When you place one end of a metal spoon in hot water, heat flows from the end submerged in water to the end that is not. The temperature at each point in that spoon when viewed collectively is a scalar field. If a temperature-camera were to capture this spoon, it would look like this.
Each point in this scalar field defines a temperature value. It does not show direction at all. But when the gradient of this temperature field is taken, the slope reveals that path with the steepest climb or drop in temperature.
The Vector Operators
Now if you have a vector field and want to determine if it converges, diverges, or rotates, you might think you’d need to plot this field and visually inspect it. While this might give you a solution, a better technique is observing the result of the vector operators, grad, div, and curl.

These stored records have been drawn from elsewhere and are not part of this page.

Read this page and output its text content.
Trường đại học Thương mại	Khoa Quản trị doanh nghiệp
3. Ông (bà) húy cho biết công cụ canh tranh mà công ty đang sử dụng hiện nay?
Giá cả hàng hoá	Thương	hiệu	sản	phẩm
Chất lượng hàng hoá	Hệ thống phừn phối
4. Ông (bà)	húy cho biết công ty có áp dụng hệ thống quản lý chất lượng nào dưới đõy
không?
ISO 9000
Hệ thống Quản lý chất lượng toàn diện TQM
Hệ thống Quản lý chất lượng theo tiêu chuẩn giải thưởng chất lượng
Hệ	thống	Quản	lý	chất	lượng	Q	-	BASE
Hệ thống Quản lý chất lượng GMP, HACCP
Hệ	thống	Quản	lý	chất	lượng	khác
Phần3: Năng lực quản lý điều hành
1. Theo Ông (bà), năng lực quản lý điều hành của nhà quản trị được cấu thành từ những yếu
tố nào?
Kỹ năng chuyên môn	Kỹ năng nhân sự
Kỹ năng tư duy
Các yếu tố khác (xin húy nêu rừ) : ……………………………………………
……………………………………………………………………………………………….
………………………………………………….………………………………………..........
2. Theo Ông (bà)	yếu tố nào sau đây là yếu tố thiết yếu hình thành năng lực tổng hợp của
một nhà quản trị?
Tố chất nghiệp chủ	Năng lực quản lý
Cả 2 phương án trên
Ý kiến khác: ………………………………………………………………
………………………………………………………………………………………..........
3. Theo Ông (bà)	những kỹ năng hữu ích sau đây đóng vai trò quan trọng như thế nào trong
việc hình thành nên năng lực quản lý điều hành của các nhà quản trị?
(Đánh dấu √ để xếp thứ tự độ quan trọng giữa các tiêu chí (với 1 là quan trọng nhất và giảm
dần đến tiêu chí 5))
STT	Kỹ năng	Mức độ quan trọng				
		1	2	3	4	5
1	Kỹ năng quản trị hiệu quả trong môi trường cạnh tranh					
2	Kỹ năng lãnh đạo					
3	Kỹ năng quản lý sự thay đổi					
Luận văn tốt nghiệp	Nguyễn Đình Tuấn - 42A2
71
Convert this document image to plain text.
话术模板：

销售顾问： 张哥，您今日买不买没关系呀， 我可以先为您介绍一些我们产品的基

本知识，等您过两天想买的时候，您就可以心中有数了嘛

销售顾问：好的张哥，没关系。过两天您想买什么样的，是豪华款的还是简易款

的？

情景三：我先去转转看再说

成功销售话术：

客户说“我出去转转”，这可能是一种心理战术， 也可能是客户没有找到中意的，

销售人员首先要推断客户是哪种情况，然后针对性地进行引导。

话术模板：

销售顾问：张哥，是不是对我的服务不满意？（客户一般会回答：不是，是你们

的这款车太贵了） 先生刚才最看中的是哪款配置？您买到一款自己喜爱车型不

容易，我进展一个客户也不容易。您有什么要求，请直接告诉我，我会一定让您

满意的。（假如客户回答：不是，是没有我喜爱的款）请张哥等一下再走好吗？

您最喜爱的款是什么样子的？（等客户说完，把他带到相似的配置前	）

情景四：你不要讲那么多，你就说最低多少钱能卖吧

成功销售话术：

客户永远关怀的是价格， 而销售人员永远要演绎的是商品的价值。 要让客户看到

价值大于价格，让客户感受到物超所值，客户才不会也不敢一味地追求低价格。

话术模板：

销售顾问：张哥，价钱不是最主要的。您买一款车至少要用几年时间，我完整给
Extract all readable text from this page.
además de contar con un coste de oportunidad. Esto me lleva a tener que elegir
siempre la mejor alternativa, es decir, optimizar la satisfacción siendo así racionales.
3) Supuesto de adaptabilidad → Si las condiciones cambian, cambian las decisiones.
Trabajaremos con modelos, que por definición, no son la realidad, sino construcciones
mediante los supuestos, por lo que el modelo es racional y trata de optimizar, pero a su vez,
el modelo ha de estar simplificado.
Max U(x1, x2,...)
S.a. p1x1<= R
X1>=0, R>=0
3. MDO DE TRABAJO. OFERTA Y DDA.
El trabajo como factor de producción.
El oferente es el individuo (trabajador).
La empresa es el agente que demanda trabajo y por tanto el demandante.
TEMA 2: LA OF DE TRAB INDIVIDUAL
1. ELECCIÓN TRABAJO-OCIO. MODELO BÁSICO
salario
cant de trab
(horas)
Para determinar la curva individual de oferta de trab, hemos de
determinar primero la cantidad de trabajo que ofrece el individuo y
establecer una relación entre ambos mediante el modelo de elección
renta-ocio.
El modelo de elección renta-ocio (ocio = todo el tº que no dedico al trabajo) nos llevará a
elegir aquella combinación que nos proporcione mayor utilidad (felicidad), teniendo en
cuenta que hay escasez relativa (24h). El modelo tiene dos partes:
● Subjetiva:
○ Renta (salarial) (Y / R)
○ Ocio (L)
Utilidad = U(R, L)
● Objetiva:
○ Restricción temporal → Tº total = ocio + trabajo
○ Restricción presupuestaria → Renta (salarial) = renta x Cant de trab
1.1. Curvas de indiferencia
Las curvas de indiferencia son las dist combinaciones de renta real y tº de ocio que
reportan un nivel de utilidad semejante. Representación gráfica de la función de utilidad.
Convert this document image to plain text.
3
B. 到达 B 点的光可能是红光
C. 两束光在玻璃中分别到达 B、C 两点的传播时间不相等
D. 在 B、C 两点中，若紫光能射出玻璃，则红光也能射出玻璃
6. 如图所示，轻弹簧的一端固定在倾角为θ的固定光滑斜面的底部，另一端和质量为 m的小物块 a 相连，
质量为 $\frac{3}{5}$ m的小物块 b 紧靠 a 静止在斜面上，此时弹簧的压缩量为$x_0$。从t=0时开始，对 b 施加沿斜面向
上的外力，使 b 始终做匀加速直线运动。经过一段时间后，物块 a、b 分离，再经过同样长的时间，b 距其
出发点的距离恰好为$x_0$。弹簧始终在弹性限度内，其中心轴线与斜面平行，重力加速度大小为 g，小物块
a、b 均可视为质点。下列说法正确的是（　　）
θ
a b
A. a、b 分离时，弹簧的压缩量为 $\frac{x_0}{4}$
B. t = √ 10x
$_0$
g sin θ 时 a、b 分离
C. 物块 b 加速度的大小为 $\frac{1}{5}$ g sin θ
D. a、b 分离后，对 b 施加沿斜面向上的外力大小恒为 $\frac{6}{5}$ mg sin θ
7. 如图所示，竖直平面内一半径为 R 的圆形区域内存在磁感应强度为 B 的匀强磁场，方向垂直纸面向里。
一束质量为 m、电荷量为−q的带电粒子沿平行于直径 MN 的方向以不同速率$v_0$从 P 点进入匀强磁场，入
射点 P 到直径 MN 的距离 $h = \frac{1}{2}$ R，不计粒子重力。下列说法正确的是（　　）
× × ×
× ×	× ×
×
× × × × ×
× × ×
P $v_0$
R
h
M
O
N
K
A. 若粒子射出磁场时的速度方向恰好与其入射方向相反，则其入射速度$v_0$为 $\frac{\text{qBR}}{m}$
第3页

grad, div, and curl, represented as ∇, ∇∙, and ∇⨯, repsent differential operations done on vectors. grad ∇ is concerned with finding a gradient vector from a scalar. div ∇∙ is concerned with finding a scalar from a vector. curl ∇⨯ is concerned with finding a vector from another vector.
Gradient of a Vector field
You can visualize a very simple vector field like $z = -(x^2) + -(y^2)$
Oh, and the normal version of this equation has the plot look like this
Anyway, so if you consider this equation a vector field, the plot would look like:
The convergence results from the grad operator which takes partial derivatives of all components in the expression.
$$ \begin{align*} \text{Z} &= -(x^2) + -(y^2) \newline \frac{\partial Z}{\partial x} &= -2x \newline \frac{\partial Z}{\partial y} &= -2y \end{align*} $$